In teleost fishes, cortisol is the major corticoid and has both glucocorticoid and mineralocorticoid actions. However, how fish tissues discriminate between these distinct corticosteroid actions is unclear. In mammals, the major factors responsible for intracellular corticosteroid regulation are glucocorticoid receptors (grs) and the mineralocorticoid receptor (mr), but their role in osmoregulation of fish is unclear. 11β-hydroxysteroid dehydrogenases (hsd11bs) control the levels of intracellular corticosteroids by converting from bioactive forms to inert forms.
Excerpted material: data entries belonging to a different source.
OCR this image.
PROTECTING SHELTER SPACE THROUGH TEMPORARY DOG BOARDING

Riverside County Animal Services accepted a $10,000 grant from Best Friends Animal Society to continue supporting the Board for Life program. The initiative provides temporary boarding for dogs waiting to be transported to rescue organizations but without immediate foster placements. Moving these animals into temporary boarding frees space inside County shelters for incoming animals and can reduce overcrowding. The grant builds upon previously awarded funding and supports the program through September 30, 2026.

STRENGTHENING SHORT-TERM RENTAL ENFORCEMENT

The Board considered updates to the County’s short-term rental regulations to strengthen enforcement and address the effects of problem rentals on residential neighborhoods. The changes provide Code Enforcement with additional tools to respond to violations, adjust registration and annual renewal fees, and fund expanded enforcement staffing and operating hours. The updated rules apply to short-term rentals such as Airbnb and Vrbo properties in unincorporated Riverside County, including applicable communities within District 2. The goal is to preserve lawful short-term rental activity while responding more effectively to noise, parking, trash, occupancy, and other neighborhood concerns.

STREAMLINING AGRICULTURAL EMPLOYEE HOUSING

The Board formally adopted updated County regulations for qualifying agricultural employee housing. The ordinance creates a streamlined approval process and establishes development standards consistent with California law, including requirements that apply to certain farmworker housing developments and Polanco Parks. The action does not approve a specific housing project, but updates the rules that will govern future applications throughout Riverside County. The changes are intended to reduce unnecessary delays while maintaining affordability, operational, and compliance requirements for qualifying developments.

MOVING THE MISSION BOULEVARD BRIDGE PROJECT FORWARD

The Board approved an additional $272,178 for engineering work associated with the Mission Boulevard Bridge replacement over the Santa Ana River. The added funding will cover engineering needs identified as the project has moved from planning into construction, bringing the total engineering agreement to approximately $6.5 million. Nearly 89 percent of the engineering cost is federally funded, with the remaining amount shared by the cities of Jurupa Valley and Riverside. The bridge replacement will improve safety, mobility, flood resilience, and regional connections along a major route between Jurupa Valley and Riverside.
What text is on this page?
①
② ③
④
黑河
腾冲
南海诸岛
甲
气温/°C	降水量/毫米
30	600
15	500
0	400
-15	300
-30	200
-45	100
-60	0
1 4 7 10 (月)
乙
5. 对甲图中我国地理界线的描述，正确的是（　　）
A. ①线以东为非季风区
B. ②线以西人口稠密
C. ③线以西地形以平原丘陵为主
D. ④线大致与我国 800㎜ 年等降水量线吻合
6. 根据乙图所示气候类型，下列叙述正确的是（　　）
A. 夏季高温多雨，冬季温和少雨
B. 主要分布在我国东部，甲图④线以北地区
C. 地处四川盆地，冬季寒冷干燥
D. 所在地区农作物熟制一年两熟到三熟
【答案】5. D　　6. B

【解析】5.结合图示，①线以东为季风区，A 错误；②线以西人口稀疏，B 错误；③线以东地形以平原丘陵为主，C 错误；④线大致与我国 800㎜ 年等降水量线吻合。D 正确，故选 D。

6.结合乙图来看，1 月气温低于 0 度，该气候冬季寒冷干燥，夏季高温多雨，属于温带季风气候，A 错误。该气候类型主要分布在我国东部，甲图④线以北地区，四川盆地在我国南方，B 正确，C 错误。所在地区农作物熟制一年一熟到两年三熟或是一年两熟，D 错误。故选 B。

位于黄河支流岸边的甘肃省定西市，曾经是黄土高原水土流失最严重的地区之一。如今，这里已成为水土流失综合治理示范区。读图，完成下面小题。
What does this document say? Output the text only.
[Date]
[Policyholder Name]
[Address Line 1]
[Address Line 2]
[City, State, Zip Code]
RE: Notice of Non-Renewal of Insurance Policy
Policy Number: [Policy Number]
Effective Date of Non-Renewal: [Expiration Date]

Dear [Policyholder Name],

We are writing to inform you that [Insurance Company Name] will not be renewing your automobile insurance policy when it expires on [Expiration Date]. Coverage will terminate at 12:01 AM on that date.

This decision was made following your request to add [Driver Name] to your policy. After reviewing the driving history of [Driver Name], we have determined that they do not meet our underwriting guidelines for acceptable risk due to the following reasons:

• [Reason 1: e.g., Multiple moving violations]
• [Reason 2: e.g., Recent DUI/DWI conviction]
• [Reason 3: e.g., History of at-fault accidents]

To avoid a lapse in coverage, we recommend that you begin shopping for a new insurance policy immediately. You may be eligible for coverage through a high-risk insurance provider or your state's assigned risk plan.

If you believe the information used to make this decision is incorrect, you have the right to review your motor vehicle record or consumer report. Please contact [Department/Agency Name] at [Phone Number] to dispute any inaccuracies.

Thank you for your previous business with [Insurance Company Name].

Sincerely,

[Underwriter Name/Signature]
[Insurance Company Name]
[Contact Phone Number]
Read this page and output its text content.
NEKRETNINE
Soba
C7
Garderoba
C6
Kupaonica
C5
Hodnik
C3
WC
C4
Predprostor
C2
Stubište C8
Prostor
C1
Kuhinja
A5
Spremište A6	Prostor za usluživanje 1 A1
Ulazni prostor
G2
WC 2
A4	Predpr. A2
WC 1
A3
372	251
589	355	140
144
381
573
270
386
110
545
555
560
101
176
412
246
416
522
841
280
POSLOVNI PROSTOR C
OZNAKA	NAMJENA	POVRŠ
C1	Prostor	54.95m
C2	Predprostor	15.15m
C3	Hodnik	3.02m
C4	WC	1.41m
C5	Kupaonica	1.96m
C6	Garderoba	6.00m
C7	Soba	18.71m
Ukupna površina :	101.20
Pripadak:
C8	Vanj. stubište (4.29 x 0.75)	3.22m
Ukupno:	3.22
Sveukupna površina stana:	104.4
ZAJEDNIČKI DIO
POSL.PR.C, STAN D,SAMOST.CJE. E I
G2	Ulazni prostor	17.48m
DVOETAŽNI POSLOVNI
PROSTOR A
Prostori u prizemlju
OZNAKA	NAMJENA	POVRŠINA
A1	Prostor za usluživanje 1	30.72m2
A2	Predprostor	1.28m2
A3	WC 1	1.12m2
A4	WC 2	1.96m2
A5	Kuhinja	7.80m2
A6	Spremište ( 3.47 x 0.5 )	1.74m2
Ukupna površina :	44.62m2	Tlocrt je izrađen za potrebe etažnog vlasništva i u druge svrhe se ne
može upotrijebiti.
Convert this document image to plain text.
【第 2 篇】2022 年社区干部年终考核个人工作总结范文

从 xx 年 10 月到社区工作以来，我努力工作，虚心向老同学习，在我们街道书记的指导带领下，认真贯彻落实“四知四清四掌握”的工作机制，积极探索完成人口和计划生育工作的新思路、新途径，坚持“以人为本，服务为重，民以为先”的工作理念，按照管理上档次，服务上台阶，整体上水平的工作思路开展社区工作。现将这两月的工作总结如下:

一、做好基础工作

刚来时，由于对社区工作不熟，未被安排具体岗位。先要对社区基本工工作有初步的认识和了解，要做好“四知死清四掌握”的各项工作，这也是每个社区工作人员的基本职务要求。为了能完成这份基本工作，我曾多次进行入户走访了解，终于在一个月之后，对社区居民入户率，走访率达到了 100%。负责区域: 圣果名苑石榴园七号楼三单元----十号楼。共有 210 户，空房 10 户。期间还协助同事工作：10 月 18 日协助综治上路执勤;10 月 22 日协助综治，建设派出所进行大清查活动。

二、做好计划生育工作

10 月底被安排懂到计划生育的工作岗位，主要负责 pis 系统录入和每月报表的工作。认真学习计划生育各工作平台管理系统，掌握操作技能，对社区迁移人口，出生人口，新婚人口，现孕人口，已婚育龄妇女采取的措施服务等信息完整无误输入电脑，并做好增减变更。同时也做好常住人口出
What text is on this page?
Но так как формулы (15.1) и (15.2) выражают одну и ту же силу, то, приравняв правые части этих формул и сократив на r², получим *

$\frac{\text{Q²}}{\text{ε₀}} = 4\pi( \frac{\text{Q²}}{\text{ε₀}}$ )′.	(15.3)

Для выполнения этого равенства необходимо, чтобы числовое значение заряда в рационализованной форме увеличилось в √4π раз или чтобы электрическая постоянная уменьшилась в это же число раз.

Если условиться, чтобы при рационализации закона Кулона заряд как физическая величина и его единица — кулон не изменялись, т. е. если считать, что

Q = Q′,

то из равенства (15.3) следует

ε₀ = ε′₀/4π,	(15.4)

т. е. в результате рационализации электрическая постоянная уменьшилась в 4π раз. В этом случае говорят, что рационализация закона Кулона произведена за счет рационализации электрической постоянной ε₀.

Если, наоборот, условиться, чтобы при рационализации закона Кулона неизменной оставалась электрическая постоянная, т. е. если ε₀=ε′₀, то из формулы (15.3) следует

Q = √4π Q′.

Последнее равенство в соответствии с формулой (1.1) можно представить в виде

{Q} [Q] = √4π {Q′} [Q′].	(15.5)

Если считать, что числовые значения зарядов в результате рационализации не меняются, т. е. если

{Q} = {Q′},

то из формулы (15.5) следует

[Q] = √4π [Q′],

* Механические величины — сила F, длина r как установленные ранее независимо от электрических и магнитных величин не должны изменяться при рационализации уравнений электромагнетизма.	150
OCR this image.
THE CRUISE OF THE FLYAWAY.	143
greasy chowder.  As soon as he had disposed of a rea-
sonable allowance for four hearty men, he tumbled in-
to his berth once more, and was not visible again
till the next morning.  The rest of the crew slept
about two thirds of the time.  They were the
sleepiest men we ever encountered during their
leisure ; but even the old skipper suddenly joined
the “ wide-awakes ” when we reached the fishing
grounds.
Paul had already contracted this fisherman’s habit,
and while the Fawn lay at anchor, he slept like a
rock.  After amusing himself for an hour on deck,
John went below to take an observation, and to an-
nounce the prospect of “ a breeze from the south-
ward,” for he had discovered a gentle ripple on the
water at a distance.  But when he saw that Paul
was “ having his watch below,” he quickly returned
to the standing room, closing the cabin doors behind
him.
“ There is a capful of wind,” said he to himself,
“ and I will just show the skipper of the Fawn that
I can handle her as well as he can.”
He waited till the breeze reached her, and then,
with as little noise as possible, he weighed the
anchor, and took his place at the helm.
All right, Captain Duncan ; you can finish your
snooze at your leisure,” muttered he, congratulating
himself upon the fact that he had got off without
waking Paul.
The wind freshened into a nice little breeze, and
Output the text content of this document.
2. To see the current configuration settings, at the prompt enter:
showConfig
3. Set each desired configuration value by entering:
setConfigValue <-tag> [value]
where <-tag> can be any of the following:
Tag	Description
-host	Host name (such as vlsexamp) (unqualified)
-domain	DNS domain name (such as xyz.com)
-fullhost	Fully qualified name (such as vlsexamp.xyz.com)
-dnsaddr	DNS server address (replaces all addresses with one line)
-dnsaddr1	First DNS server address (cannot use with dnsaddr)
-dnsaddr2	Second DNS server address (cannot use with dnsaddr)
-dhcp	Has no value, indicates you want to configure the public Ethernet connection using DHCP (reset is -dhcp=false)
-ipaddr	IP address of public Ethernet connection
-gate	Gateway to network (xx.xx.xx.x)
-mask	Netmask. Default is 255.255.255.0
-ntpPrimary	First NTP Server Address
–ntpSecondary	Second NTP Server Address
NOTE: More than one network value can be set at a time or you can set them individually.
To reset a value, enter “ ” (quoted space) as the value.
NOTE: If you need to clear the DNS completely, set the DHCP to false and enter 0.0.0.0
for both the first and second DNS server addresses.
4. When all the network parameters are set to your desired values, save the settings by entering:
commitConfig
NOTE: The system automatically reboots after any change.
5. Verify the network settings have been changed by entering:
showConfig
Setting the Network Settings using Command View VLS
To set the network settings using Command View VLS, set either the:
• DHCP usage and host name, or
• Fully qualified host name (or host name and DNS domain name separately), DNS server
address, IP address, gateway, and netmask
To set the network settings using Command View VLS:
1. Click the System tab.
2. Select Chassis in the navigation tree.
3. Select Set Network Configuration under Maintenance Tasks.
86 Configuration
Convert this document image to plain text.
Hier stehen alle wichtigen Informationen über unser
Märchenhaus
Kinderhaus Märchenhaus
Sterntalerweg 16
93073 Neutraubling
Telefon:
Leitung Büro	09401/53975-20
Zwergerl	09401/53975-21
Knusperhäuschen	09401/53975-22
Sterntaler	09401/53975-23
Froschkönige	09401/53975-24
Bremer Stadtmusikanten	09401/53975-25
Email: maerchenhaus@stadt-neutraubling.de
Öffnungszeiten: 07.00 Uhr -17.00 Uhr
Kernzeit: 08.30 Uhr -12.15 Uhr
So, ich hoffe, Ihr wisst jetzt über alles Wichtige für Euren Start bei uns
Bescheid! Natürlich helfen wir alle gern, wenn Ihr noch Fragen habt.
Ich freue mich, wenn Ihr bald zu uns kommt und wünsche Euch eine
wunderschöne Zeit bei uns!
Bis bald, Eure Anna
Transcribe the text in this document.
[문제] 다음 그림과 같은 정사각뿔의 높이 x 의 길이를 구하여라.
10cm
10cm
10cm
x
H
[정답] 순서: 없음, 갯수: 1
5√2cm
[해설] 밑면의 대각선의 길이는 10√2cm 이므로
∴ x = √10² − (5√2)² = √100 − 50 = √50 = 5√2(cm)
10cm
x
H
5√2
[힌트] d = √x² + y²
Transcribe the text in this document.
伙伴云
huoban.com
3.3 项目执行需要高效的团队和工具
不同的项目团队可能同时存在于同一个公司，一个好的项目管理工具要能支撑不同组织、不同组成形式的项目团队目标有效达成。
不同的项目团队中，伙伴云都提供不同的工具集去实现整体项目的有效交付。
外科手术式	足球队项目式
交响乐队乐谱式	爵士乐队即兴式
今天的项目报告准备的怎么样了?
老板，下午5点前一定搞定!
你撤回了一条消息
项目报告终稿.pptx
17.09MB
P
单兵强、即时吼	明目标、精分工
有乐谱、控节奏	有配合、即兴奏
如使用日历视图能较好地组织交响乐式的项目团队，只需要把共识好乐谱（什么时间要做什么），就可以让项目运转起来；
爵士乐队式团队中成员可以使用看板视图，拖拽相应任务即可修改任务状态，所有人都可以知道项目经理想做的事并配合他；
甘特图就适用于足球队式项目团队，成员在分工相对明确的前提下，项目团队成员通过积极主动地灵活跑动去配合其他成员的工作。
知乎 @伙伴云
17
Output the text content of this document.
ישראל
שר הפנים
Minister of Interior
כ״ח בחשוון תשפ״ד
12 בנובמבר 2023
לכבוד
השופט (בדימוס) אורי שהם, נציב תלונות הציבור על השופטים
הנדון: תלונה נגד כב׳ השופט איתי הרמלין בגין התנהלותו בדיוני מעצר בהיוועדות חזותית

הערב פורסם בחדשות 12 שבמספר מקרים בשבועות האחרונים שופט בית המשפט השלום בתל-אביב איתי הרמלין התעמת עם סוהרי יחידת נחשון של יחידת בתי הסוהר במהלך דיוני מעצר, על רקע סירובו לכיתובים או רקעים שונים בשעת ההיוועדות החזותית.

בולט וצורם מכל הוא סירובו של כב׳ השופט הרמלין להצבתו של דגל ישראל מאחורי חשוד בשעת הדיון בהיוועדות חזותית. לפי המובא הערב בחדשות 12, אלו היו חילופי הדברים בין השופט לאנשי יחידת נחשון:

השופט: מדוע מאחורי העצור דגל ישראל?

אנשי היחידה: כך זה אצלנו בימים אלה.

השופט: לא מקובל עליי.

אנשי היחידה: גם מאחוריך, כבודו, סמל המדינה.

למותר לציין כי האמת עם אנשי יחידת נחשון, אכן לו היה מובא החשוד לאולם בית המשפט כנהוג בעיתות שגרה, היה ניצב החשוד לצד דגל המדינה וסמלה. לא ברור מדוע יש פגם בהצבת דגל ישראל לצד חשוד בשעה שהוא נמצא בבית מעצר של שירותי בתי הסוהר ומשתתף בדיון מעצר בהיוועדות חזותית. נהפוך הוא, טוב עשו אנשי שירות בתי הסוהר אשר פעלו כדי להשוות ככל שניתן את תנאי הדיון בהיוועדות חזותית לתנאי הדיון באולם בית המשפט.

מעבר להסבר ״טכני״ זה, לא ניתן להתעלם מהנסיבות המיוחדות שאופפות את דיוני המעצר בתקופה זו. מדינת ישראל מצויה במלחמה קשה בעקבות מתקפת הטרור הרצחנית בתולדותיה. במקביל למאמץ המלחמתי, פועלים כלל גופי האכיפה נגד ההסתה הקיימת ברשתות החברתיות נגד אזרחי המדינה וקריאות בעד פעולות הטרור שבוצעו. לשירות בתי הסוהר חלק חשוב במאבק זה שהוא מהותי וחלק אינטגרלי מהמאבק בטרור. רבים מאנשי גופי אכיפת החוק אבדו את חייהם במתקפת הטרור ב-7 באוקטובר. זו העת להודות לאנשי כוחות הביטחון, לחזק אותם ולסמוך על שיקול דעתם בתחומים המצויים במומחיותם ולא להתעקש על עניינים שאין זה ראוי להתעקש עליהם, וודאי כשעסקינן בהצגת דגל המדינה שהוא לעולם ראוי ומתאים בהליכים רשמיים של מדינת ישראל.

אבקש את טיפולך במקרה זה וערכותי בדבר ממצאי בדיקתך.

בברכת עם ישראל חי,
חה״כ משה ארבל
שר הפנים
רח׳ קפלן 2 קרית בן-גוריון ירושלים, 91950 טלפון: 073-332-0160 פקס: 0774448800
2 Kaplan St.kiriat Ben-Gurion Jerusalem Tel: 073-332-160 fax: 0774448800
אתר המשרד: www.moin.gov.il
To investigate how Atlantic salmon (Salmo salar) respond to cortisol in different physiological or environmental conditions, we performed comparisons of parr and smolt, and osmotic challenge experiments to examine the physiological responses and gill transcript levels of genes underlying cortisol-signalling, including gr1, gr2, mr, hsd11b2 and hsd11b3. Because cortisol may interact with growth hormone and prolactin during salinity changes, transcript levels encoding growth hormone receptors (ghr1, ghr2) and the prolactin receptor (prlr) were also examined. Hsd11b2 transcript levels in seawater-acclimated fish were consistently lower compared to fish acclimated to fresh water. After transfer to seawater, prlr transcript levels in fish significantly decreased and transcript levels of ghr1, ghr2 and hsd11b3 showed no change or were slightly higher than those of freshwater control groups. Gr1, gr2 and mr transcript levels were slightly but consistently higher in fish acclimated to fresh water relative to seawater. Our results indicate that changes in corticosteroid receptor and hsd11b2 transcript levels in the gills may be important mechanisms that regulate corticoid signals to achieve ion homeostasis in Atlantic salmon.